On April 26, ranchers, farmers and other concerned citizens will join tribal peoples from the Great Plains region in a horseback ride to Washington D.C. in protest of the proposed Keystone XL pipeline that would cross several rivers as well as the Ogallala Aquifer. Pipeline leaks would seriously endanger water and environment. The group will set up camp near the White House for several days to call attention to the negative impact of the pipeline. See the Reject and Protect campaign.

For tribal communities, there is a deep, unbounded correlation between our bodies and the earth. The mistreatment of the earth is personal, especially for women.

During the "Protect the Women and Families from the Keystone Pipeline System Violence, " at Ft. Randall on the Dakota Reservation in South Dakota, women from the traditional Brave Heart Women's Society pointed to the dangers of such projects for women. They noted that large camps of mostly male employees would be constructing the pipeline. Such "man camps" in the Bakken oil fields in North Dakota have correlated to a dramatic increase of sexual violence against women.

Lisa Brunner, White Earth Ojibwe, Program Specialist for the National Indigenous Women's Resource Center described the wide-ranging impact of extractive industries such as oil fracking and pipelines as predator economics at its worst.

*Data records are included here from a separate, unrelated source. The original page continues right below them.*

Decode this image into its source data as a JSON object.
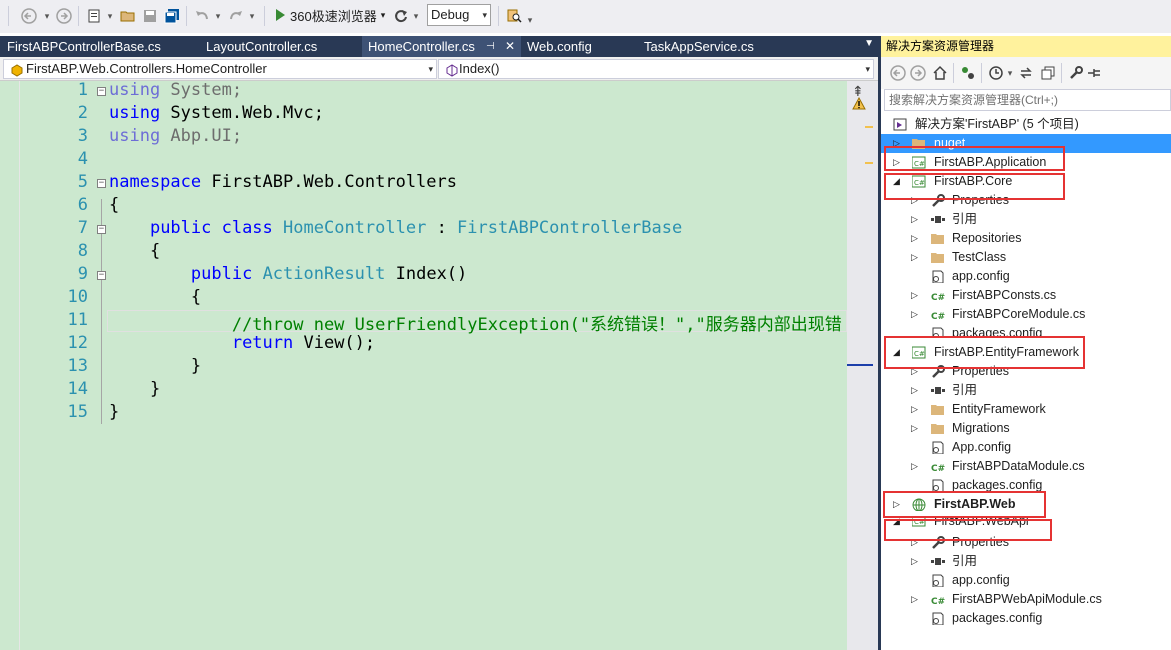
{
  "toolbar": {
    "run_label": "360极速浏览器",
    "config_value": "Debug"
  },
  "tabs": [
    {
      "label": "FirstABPControllerBase.cs"
    },
    {
      "label": "LayoutController.cs"
    },
    {
      "label": "HomeController.cs",
      "active": true
    },
    {
      "label": "Web.config"
    },
    {
      "label": "TaskAppService.cs"
    }
  ],
  "navbar": {
    "type_selector": "FirstABP.Web.Controllers.HomeController",
    "member_selector": "Index()"
  },
  "editor": {
    "line_numbers": [
      "1",
      "2",
      "3",
      "4",
      "5",
      "6",
      "7",
      "8",
      "9",
      "10",
      "11",
      "12",
      "13",
      "14",
      "15"
    ],
    "lines": {
      "l1_kw": "using",
      "l1_rest": " System;",
      "l2_kw": "using",
      "l2_rest": " System.Web.Mvc;",
      "l3_kw": "using",
      "l3_rest": " Abp.UI;",
      "l5_kw": "namespace",
      "l5_rest": " FirstABP.Web.Controllers",
      "l6": "{",
      "l7_kw": "public class",
      "l7_type": "HomeController",
      "l7_sep": " : ",
      "l7_base": "FirstABPControllerBase",
      "l8": "{",
      "l9_kw": "public",
      "l9_type": "ActionResult",
      "l9_rest": " Index()",
      "l10": "{",
      "l11_comment": "//throw new UserFriendlyException(\"系统错误！\",\"服务器内部出现错",
      "l12_kw": "return",
      "l12_rest": " View();",
      "l13": "}",
      "l14": "}",
      "l15": "}"
    }
  },
  "solution_explorer": {
    "title": "解决方案资源管理器",
    "search_placeholder": "搜索解决方案资源管理器(Ctrl+;)",
    "items": {
      "solution": "解决方案'FirstABP' (5 个项目)",
      "nuget": "nuget",
      "application": "FirstABP.Application",
      "core": "FirstABP.Core",
      "core_properties": "Properties",
      "core_refs": "引用",
      "core_repositories": "Repositories",
      "core_testclass": "TestClass",
      "core_appconfig": "app.config",
      "core_consts": "FirstABPConsts.cs",
      "core_module": "FirstABPCoreModule.cs",
      "core_packages": "packages.config",
      "ef": "FirstABP.EntityFramework",
      "ef_properties": "Properties",
      "ef_refs": "引用",
      "ef_entityframework": "EntityFramework",
      "ef_migrations": "Migrations",
      "ef_appconfig": "App.config",
      "ef_module": "FirstABPDataModule.cs",
      "ef_packages": "packages.config",
      "web": "FirstABP.Web",
      "webapi": "FirstABP.WebApi",
      "webapi_properties": "Properties",
      "webapi_refs": "引用",
      "webapi_appconfig": "app.config",
      "webapi_module": "FirstABPWebApiModule.cs",
      "webapi_packages": "packages.config"
    }
  },
  "icons": {
    "back": "back-arrow-icon",
    "forward": "forward-arrow-icon",
    "new_project": "new-project-icon",
    "open": "open-folder-icon",
    "save": "save-icon",
    "save_all": "save-all-icon",
    "undo": "undo-icon",
    "redo": "redo-icon",
    "run": "run-icon",
    "refresh": "refresh-icon"
  }
}
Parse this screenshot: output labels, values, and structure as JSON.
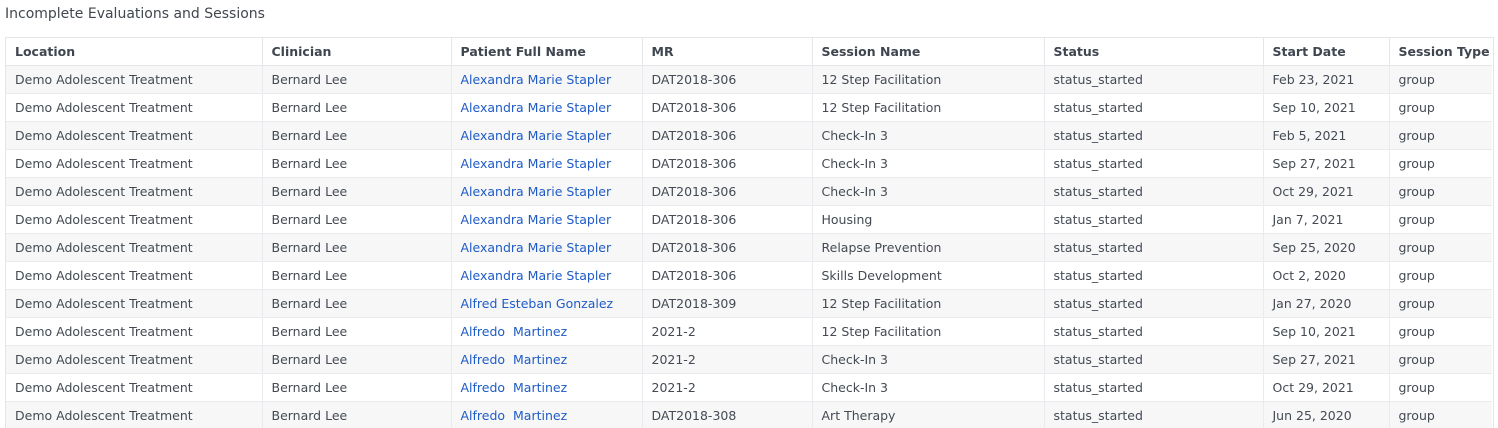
{
  "panel": {
    "title": "Incomplete Evaluations and Sessions"
  },
  "table": {
    "columns": [
      "Location",
      "Clinician",
      "Patient Full Name",
      "MR",
      "Session Name",
      "Status",
      "Start Date",
      "Session Type"
    ],
    "rows": [
      [
        "Demo Adolescent Treatment",
        "Bernard Lee",
        "Alexandra Marie Stapler",
        "DAT2018-306",
        "12 Step Facilitation",
        "status_started",
        "Feb 23, 2021",
        "group"
      ],
      [
        "Demo Adolescent Treatment",
        "Bernard Lee",
        "Alexandra Marie Stapler",
        "DAT2018-306",
        "12 Step Facilitation",
        "status_started",
        "Sep 10, 2021",
        "group"
      ],
      [
        "Demo Adolescent Treatment",
        "Bernard Lee",
        "Alexandra Marie Stapler",
        "DAT2018-306",
        "Check-In 3",
        "status_started",
        "Feb 5, 2021",
        "group"
      ],
      [
        "Demo Adolescent Treatment",
        "Bernard Lee",
        "Alexandra Marie Stapler",
        "DAT2018-306",
        "Check-In 3",
        "status_started",
        "Sep 27, 2021",
        "group"
      ],
      [
        "Demo Adolescent Treatment",
        "Bernard Lee",
        "Alexandra Marie Stapler",
        "DAT2018-306",
        "Check-In 3",
        "status_started",
        "Oct 29, 2021",
        "group"
      ],
      [
        "Demo Adolescent Treatment",
        "Bernard Lee",
        "Alexandra Marie Stapler",
        "DAT2018-306",
        "Housing",
        "status_started",
        "Jan 7, 2021",
        "group"
      ],
      [
        "Demo Adolescent Treatment",
        "Bernard Lee",
        "Alexandra Marie Stapler",
        "DAT2018-306",
        "Relapse Prevention",
        "status_started",
        "Sep 25, 2020",
        "group"
      ],
      [
        "Demo Adolescent Treatment",
        "Bernard Lee",
        "Alexandra Marie Stapler",
        "DAT2018-306",
        "Skills Development",
        "status_started",
        "Oct 2, 2020",
        "group"
      ],
      [
        "Demo Adolescent Treatment",
        "Bernard Lee",
        "Alfred Esteban Gonzalez",
        "DAT2018-309",
        "12 Step Facilitation",
        "status_started",
        "Jan 27, 2020",
        "group"
      ],
      [
        "Demo Adolescent Treatment",
        "Bernard Lee",
        "Alfredo  Martinez",
        "2021-2",
        "12 Step Facilitation",
        "status_started",
        "Sep 10, 2021",
        "group"
      ],
      [
        "Demo Adolescent Treatment",
        "Bernard Lee",
        "Alfredo  Martinez",
        "2021-2",
        "Check-In 3",
        "status_started",
        "Sep 27, 2021",
        "group"
      ],
      [
        "Demo Adolescent Treatment",
        "Bernard Lee",
        "Alfredo  Martinez",
        "2021-2",
        "Check-In 3",
        "status_started",
        "Oct 29, 2021",
        "group"
      ],
      [
        "Demo Adolescent Treatment",
        "Bernard Lee",
        "Alfredo  Martinez",
        "DAT2018-308",
        "Art Therapy",
        "status_started",
        "Jun 25, 2020",
        "group"
      ]
    ]
  },
  "colors": {
    "link": "#1e5bc6",
    "text": "#444a53",
    "stripe": "#f7f7f8",
    "border": "#e4e6e9"
  }
}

"They treat Mother Earth like they treat women ... They think they can own us, buy us, sell us, trade us, rent us, poison us, rape us, destroy us, use us as entertainment and kill us. I'm happy to see that we are talking about the level of violence that is occurring against Mother Earth because it equates to us [women]. What happens to her happens to us ... We are the creators of life. We carry that water that creates life just as Mother Earth carries the water that maintains our life.